İhracata dayalı büyüme bir hayal midir?...

“Dış Ticarette Yapısal Dönüşüm” diye bir başlık gördüğünüzde aklınıza ilk ne gelir?... Herhalde büyük bir kesim Türkiye’nin net ihracatçı olması yani ihracatı ithalatından fazla olan bir ekonomi haline dönüşmesi şeklinde anlar. Bazılarının ihracata dayalı büyüme olarak da lanse ettiği bu büyük hayal, her kriz döneminde daha doğrusu ekonominin daraldığı dönemlerde, hızla daralan dış ticaret açığı ve bu doğrultuda düşen cari açık ile yeniden canlanır ama ekonomi toparlandıkça bu eğilimler ortadan kalktığından, daha doğrusu dış açık aslında yapısal olduğundan yerini bir süre sonra hayal kırıklığına bırakır.

Yapısallığın ise iki boyutu bulunmaktadır; Birincisi, Türkiye’nin enerji ithalatçısı bir ülke olmasıdır. Türkiye’de zengin bir ham petrol ve doğalgaz rezervi bulunmadıkça burada bir değişim beklenmemelidir. Eylül 2009 itibari ile12 aylık cari açık 14.6 mlr dolar seviyesinde iken, ham petrol ve doğalgazı da içeren mineral yakıtlar ve yağlar grubu hariç cari denge 12.9 mlr dolar fazla vermektedir. Bu bile, ilk yapısal faktörün ne denli etkili olduğunu yansıtmaktadır. İkinci önemli yapısal faktör ise, ihracatımızın ara malı ithalatına bağımlığının yüksek olmasıdır.

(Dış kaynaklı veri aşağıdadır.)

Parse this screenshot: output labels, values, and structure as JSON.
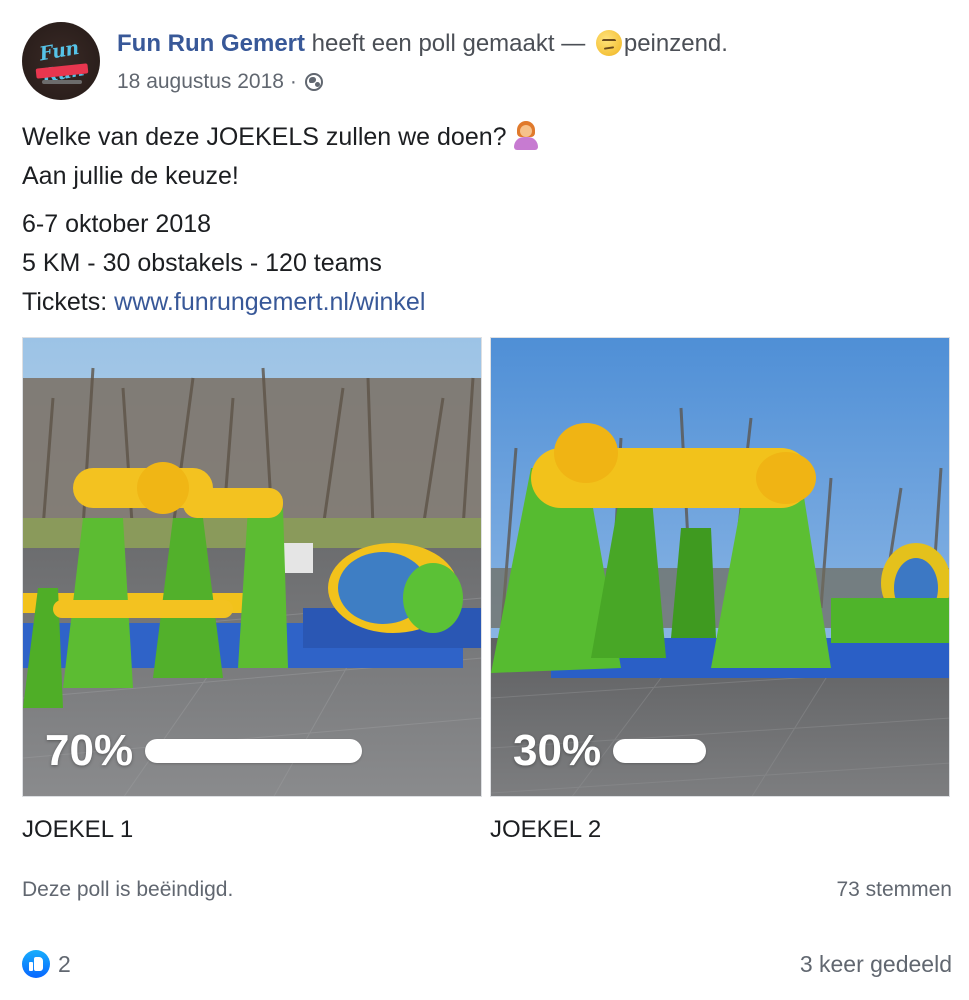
{
  "post": {
    "page_name": "Fun Run Gemert",
    "action_text": " heeft een poll gemaakt — ",
    "feeling": "peinzend.",
    "date": "18 augustus 2018",
    "separator": " · ",
    "privacy_icon": "globe-icon",
    "avatar_text": "Fun Run",
    "text": {
      "line1": "Welke van deze JOEKELS zullen we doen?",
      "line2": "Aan jullie de keuze!",
      "line3": "6-7 oktober 2018",
      "line4": "5 KM - 30 obstakels - 120 teams",
      "line5_prefix": "Tickets: ",
      "line5_link": "www.funrungemert.nl/winkel"
    }
  },
  "poll": {
    "options": [
      {
        "label": "JOEKEL 1",
        "percent_text": "70%",
        "percent": 70
      },
      {
        "label": "JOEKEL 2",
        "percent_text": "30%",
        "percent": 30
      }
    ],
    "status": "Deze poll is beëindigd.",
    "votes": "73 stemmen"
  },
  "reactions": {
    "icon": "like-icon",
    "count": "2",
    "shares": "3 keer gedeeld"
  },
  "colors": {
    "link": "#385898",
    "secondary_text": "#616770",
    "like_blue": "#0866ff"
  }
}
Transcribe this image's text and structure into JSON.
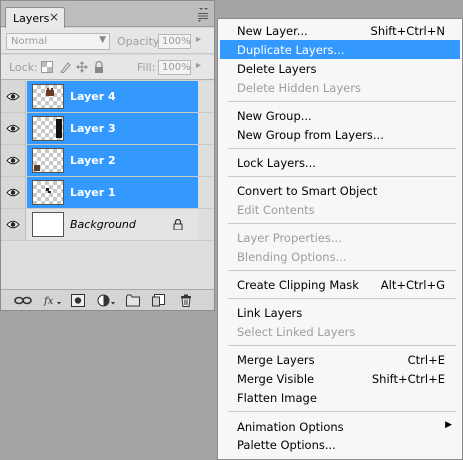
{
  "panel": {
    "tab_label": "Layers",
    "tab_close": "×",
    "blend_mode": "Normal",
    "opacity_label": "Opacity:",
    "opacity_value": "100%",
    "lock_label": "Lock:",
    "fill_label": "Fill:",
    "fill_value": "100%",
    "layers": [
      {
        "name": "Layer 4",
        "selected": true
      },
      {
        "name": "Layer 3",
        "selected": true
      },
      {
        "name": "Layer 2",
        "selected": true
      },
      {
        "name": "Layer 1",
        "selected": true
      },
      {
        "name": "Background",
        "selected": false
      }
    ]
  },
  "menu": {
    "new_layer": {
      "label": "New Layer...",
      "shortcut": "Shift+Ctrl+N"
    },
    "duplicate_layers": {
      "label": "Duplicate Layers..."
    },
    "delete_layers": {
      "label": "Delete Layers"
    },
    "delete_hidden_layers": {
      "label": "Delete Hidden Layers"
    },
    "new_group": {
      "label": "New Group..."
    },
    "new_group_from_layers": {
      "label": "New Group from Layers..."
    },
    "lock_layers": {
      "label": "Lock Layers..."
    },
    "convert_smart_object": {
      "label": "Convert to Smart Object"
    },
    "edit_contents": {
      "label": "Edit Contents"
    },
    "layer_properties": {
      "label": "Layer Properties..."
    },
    "blending_options": {
      "label": "Blending Options..."
    },
    "create_clipping_mask": {
      "label": "Create Clipping Mask",
      "shortcut": "Alt+Ctrl+G"
    },
    "link_layers": {
      "label": "Link Layers"
    },
    "select_linked_layers": {
      "label": "Select Linked Layers"
    },
    "merge_layers": {
      "label": "Merge Layers",
      "shortcut": "Ctrl+E"
    },
    "merge_visible": {
      "label": "Merge Visible",
      "shortcut": "Shift+Ctrl+E"
    },
    "flatten_image": {
      "label": "Flatten Image"
    },
    "animation_options": {
      "label": "Animation Options",
      "submenu": "▶"
    },
    "palette_options": {
      "label": "Palette Options..."
    }
  },
  "colors": {
    "selection": "#3399ff",
    "panel_bg": "#d8d8d8",
    "menu_bg": "#f7f7f7",
    "disabled_text": "#9d9d9d"
  }
}
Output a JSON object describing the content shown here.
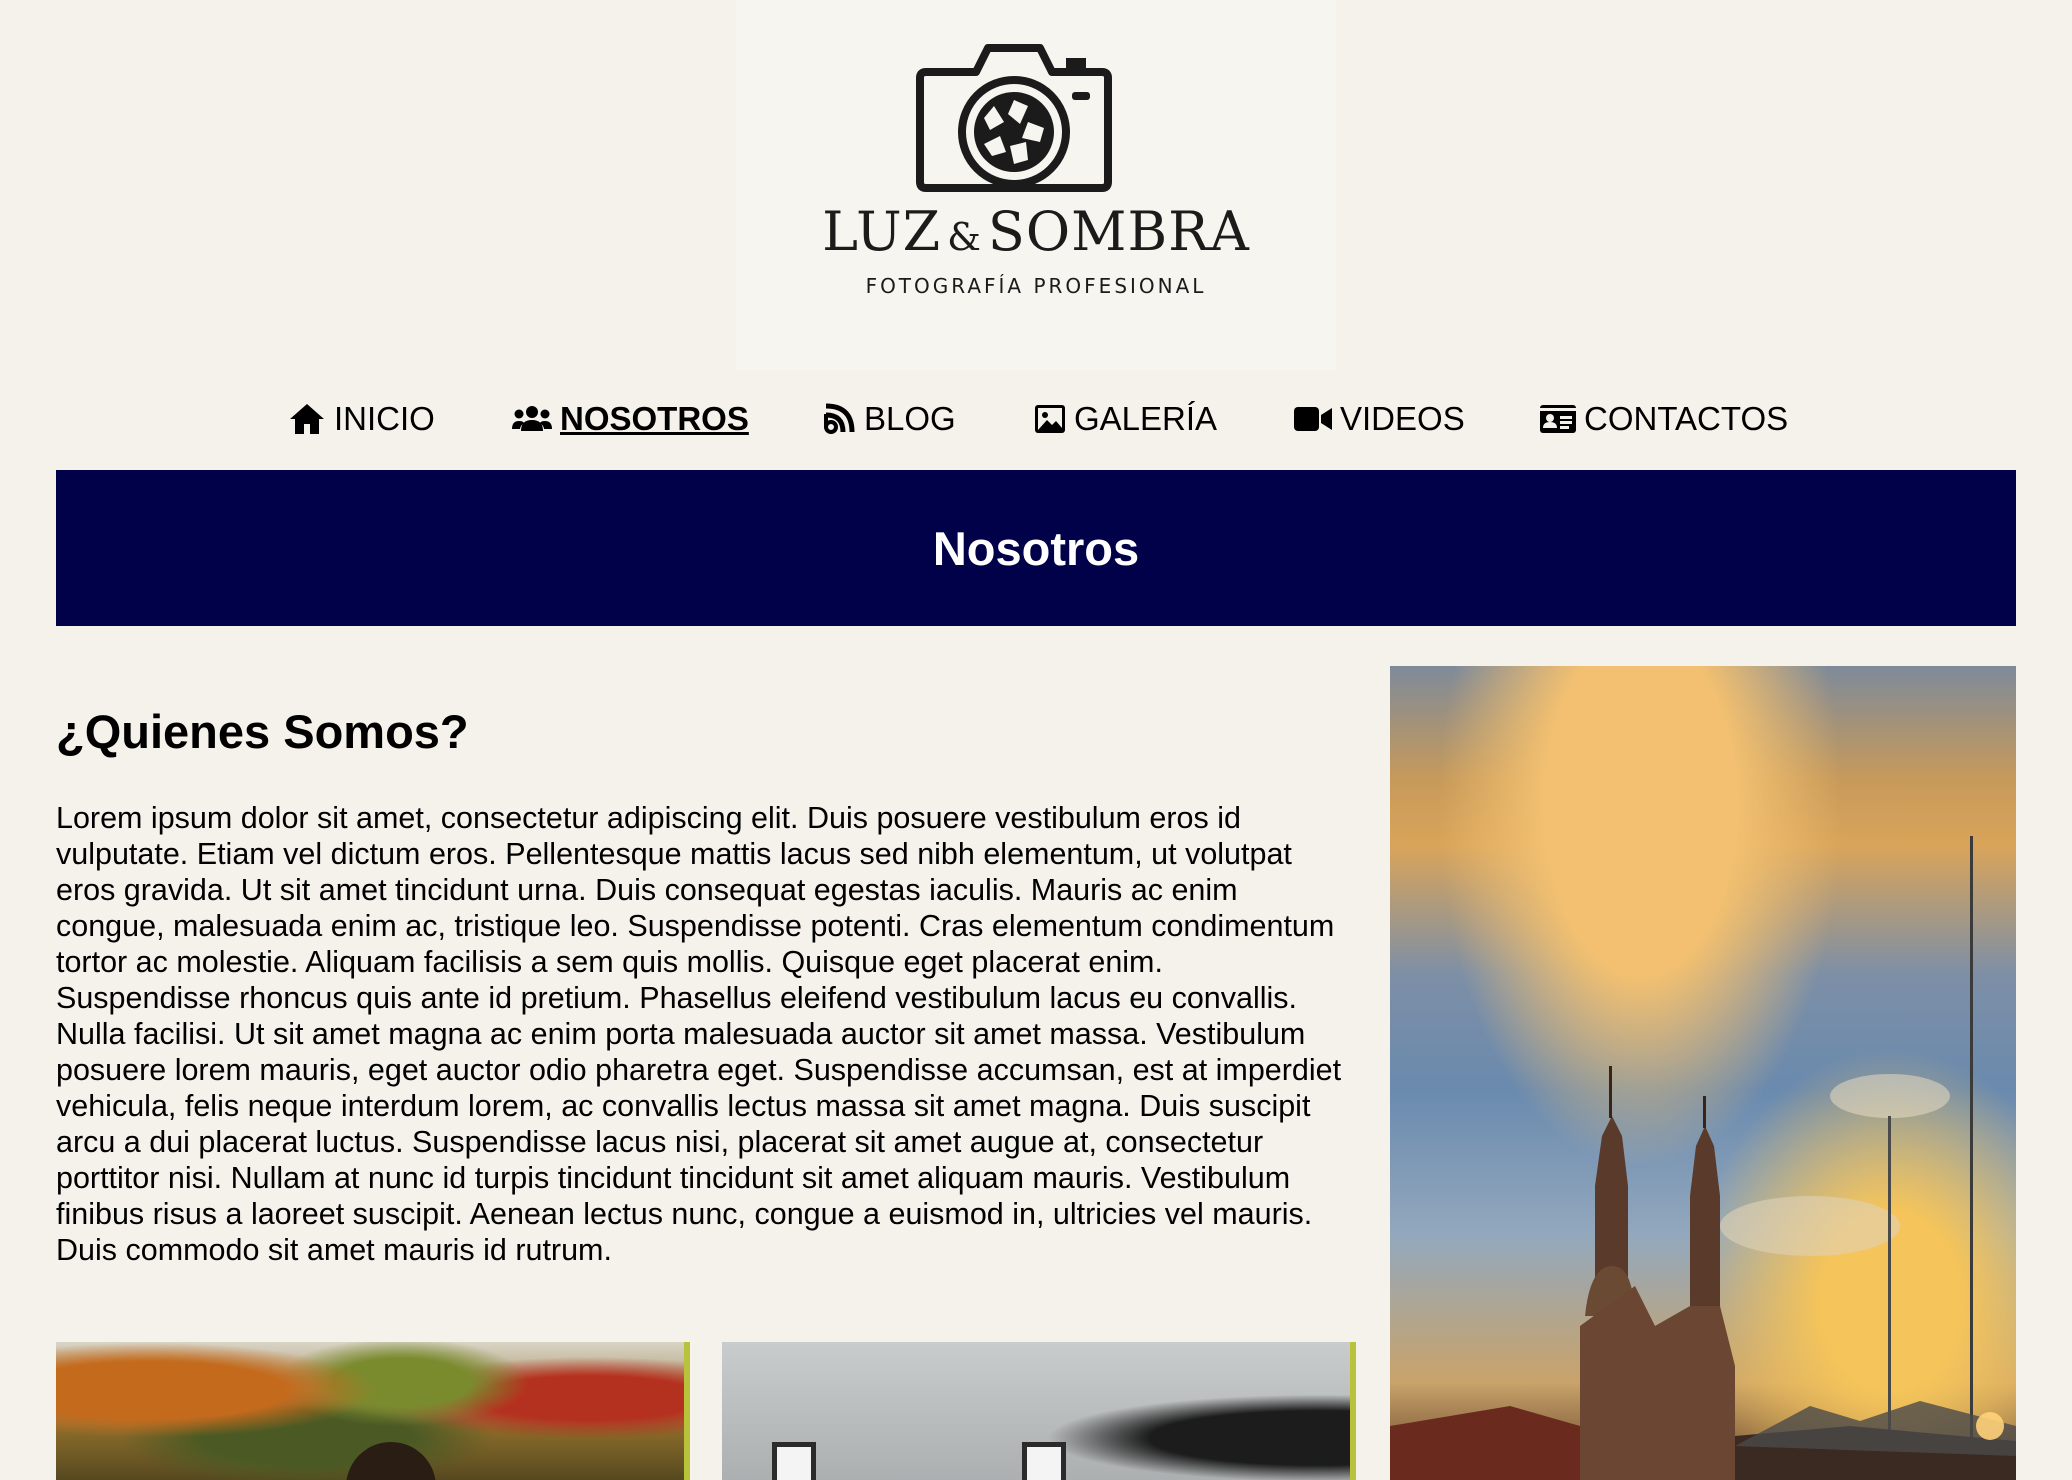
{
  "logo": {
    "title_left": "LUZ",
    "title_amp": "&",
    "title_right": "SOMBRA",
    "subtitle": "FOTOGRAFÍA PROFESIONAL"
  },
  "nav": {
    "items": [
      {
        "label": "INICIO",
        "icon": "home-icon"
      },
      {
        "label": "NOSOTROS",
        "icon": "users-icon",
        "active": true
      },
      {
        "label": "BLOG",
        "icon": "rss-icon"
      },
      {
        "label": "GALERÍA",
        "icon": "image-icon"
      },
      {
        "label": "VIDEOS",
        "icon": "video-icon"
      },
      {
        "label": "CONTACTOS",
        "icon": "contact-card-icon"
      }
    ]
  },
  "banner": {
    "title": "Nosotros"
  },
  "main": {
    "heading": "¿Quienes Somos?",
    "paragraph": "Lorem ipsum dolor sit amet, consectetur adipiscing elit. Duis posuere vestibulum eros id vulputate. Etiam vel dictum eros. Pellentesque mattis lacus sed nibh elementum, ut volutpat eros gravida. Ut sit amet tincidunt urna. Duis consequat egestas iaculis. Mauris ac enim congue, malesuada enim ac, tristique leo. Suspendisse potenti. Cras elementum condimentum tortor ac molestie. Aliquam facilisis a sem quis mollis. Quisque eget placerat enim. Suspendisse rhoncus quis ante id pretium. Phasellus eleifend vestibulum lacus eu convallis. Nulla facilisi. Ut sit amet magna ac enim porta malesuada auctor sit amet massa. Vestibulum posuere lorem mauris, eget auctor odio pharetra eget. Suspendisse accumsan, est at imperdiet vehicula, felis neque interdum lorem, ac convallis lectus massa sit amet magna. Duis suscipit arcu a dui placerat luctus. Suspendisse lacus nisi, placerat sit amet augue at, consectetur porttitor nisi. Nullam at nunc id turpis tincidunt tincidunt sit amet aliquam mauris. Vestibulum finibus risus a laoreet suscipit. Aenean lectus nunc, congue a euismod in, ultricies vel mauris. Duis commodo sit amet mauris id rutrum."
  },
  "colors": {
    "page_background": "#f5f2ec",
    "banner_background": "#01014a",
    "banner_text": "#ffffff",
    "photo_accent": "#b8c23a"
  }
}
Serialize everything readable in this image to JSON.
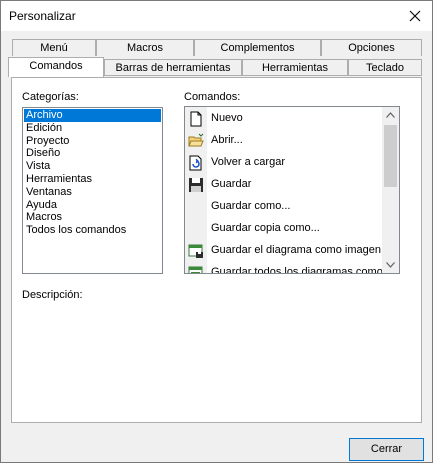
{
  "window": {
    "title": "Personalizar"
  },
  "tabs": {
    "row1": [
      {
        "label": "Menú"
      },
      {
        "label": "Macros"
      },
      {
        "label": "Complementos"
      },
      {
        "label": "Opciones"
      }
    ],
    "row2": [
      {
        "label": "Comandos",
        "selected": true
      },
      {
        "label": "Barras de herramientas"
      },
      {
        "label": "Herramientas"
      },
      {
        "label": "Teclado"
      }
    ]
  },
  "categories": {
    "label": "Categorías:",
    "items": [
      "Archivo",
      "Edición",
      "Proyecto",
      "Diseño",
      "Vista",
      "Herramientas",
      "Ventanas",
      "Ayuda",
      "Macros",
      "Todos los comandos"
    ],
    "selected_index": 0
  },
  "commands": {
    "label": "Comandos:",
    "items": [
      {
        "label": "Nuevo",
        "icon": "new-document-icon"
      },
      {
        "label": "Abrir...",
        "icon": "open-folder-icon"
      },
      {
        "label": "Volver a cargar",
        "icon": "reload-icon"
      },
      {
        "label": "Guardar",
        "icon": "save-icon"
      },
      {
        "label": "Guardar como...",
        "icon": ""
      },
      {
        "label": "Guardar copia como...",
        "icon": ""
      },
      {
        "label": "Guardar el diagrama como imagen...",
        "icon": "save-diagram-image-icon"
      },
      {
        "label": "Guardar todos los diagramas como i",
        "icon": "save-all-diagrams-icon"
      }
    ]
  },
  "description": {
    "label": "Descripción:"
  },
  "buttons": {
    "close": "Cerrar"
  }
}
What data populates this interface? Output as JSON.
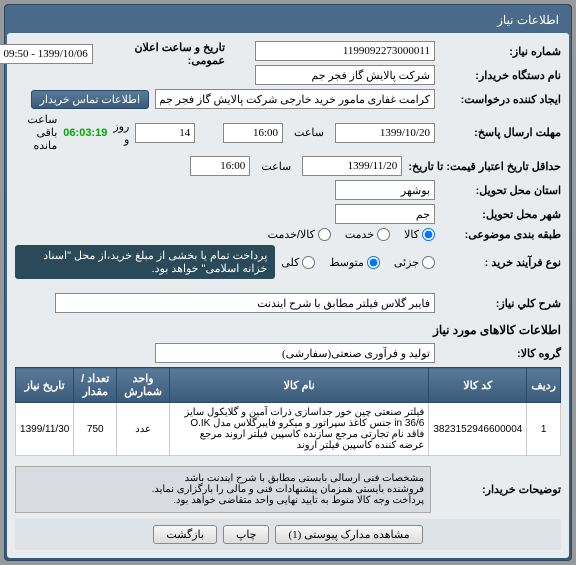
{
  "panel": {
    "title": "اطلاعات نیاز"
  },
  "labels": {
    "need_number": "شماره نیاز:",
    "buyer_org": "نام دستگاه خریدار:",
    "announce_datetime": "تاریخ و ساعت اعلان عمومی:",
    "creator": "ایجاد کننده درخواست:",
    "contact": "اطلاعات تماس خریدار",
    "deadline": "مهلت ارسال پاسخ:",
    "to_date": "تا تاریخ:",
    "credit_deadline": "حداقل تاریخ اعتبار قیمت: تا تاریخ:",
    "delivery_state": "استان محل تحویل:",
    "delivery_city": "شهر محل تحویل:",
    "classification": "طبقه بندی موضوعی:",
    "process_type": "نوع فرآیند خرید :",
    "need_desc": "شرح کلي نياز:",
    "items_title": "اطلاعات کالاهای مورد نیاز",
    "item_group": "گروه کالا:",
    "buyer_remarks": "توضیحات خریدار:",
    "hour": "ساعت",
    "day_remain": "روز و",
    "hour_remain": "ساعت باقی مانده",
    "row": "ردیف",
    "item_code": "کد کالا",
    "item_name": "نام کالا",
    "unit": "واحد شمارش",
    "qty": "تعداد / مقدار",
    "need_date": "تاریخ نیاز"
  },
  "values": {
    "need_number": "1199092273000011",
    "buyer_org": "شرکت پالایش گاز فجر جم",
    "announce_datetime": "1399/10/06 - 09:50",
    "creator": "کرامت غفاری مامور خرید خارجی شرکت پالایش گاز فجر جم",
    "deadline_date": "1399/10/20",
    "deadline_time": "16:00",
    "credit_date": "1399/11/20",
    "credit_time": "16:00",
    "delivery_state": "بوشهر",
    "delivery_city": "جم",
    "day_num": "14",
    "timer": "06:03:19",
    "need_desc": "فایبر گلاس فیلتر مطابق با شرح ایندنت",
    "item_group": "تولید و فرآوری صنعتی(سفارشی)",
    "process_note": "پرداخت تمام یا بخشی از مبلغ خرید،از محل \"اسناد خزانه اسلامی\" خواهد بود."
  },
  "classification": {
    "goods": "کالا",
    "service": "خدمت",
    "goods_service": "کالا/خدمت"
  },
  "process": {
    "low": "جزئی",
    "mid": "متوسط",
    "high": "کلی"
  },
  "table": {
    "rows": [
      {
        "idx": "1",
        "code": "3823152946600004",
        "name": "فیلتر صنعتی چین خور جداسازی ذرات آمین و گلایکول سایز in 36/6 جنس کاغذ سپراتور و میکرو فایبرگلاس مدل O.IK فاقد نام تجارتی مرجع سازنده کاسپین فیلتر اروند مرجع عرضه کننده کاسپین فیلتر اروند",
        "unit": "عدد",
        "qty": "750",
        "date": "1399/11/30"
      }
    ]
  },
  "remarks": "مشخصات فنی ارسالی بابستی مطابق با شرح ایندنت باشد\nفروشنده بایستی همزمان پیشنهادات فنی و مالی را بارگزاری نماید.\nپرداخت وجه کالا منوط به تایید نهایی واحد متقاضی خواهد بود.",
  "buttons": {
    "attachments": "مشاهده مدارک پیوستی (1)",
    "print": "چاپ",
    "exit": "بازگشت"
  }
}
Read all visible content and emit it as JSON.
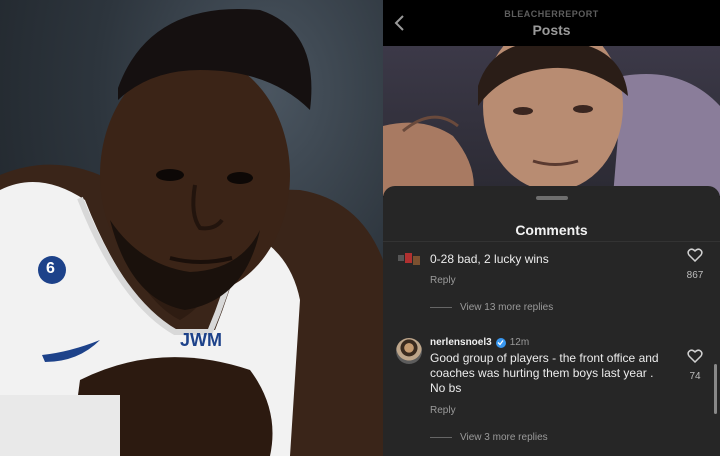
{
  "header": {
    "account": "BLEACHERREPORT",
    "title": "Posts"
  },
  "left_photo": {
    "jersey_number": "6",
    "sponsor": "JWM"
  },
  "comments_sheet": {
    "title": "Comments",
    "comments": [
      {
        "text": "0-28 bad, 2 lucky wins",
        "reply_label": "Reply",
        "likes": "867",
        "view_more": "View 13 more replies"
      },
      {
        "username": "nerlensnoel3",
        "verified": true,
        "time": "12m",
        "text": "Good group of players - the front office and coaches was hurting them boys last year . No bs",
        "reply_label": "Reply",
        "likes": "74",
        "view_more": "View 3 more replies"
      }
    ]
  },
  "colors": {
    "sheet_bg": "#262626",
    "verified_blue": "#3897f0",
    "jersey_blue": "#1d428a",
    "text_primary": "#ececec",
    "text_secondary": "#9a9a9a"
  }
}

Bu belki çok bilinen ve tekrarlanan bir tespit gibi durmaktaysa da temel olarak 2001 krizi sonrasında yapılan çalışmalara dayanmaktadır, yani aslında yeni anlaşılmış bir durumdur. Buna göre, gelişmekte olan ülkeler arasında, imalat sanayii genelinde ihracat miktarı başına ithal ara malı oranında 1’in üzerindeki değeriyle Türkiye en yüksek orana (Çin en düşük) sahip ülke olarak çıkmaktadır.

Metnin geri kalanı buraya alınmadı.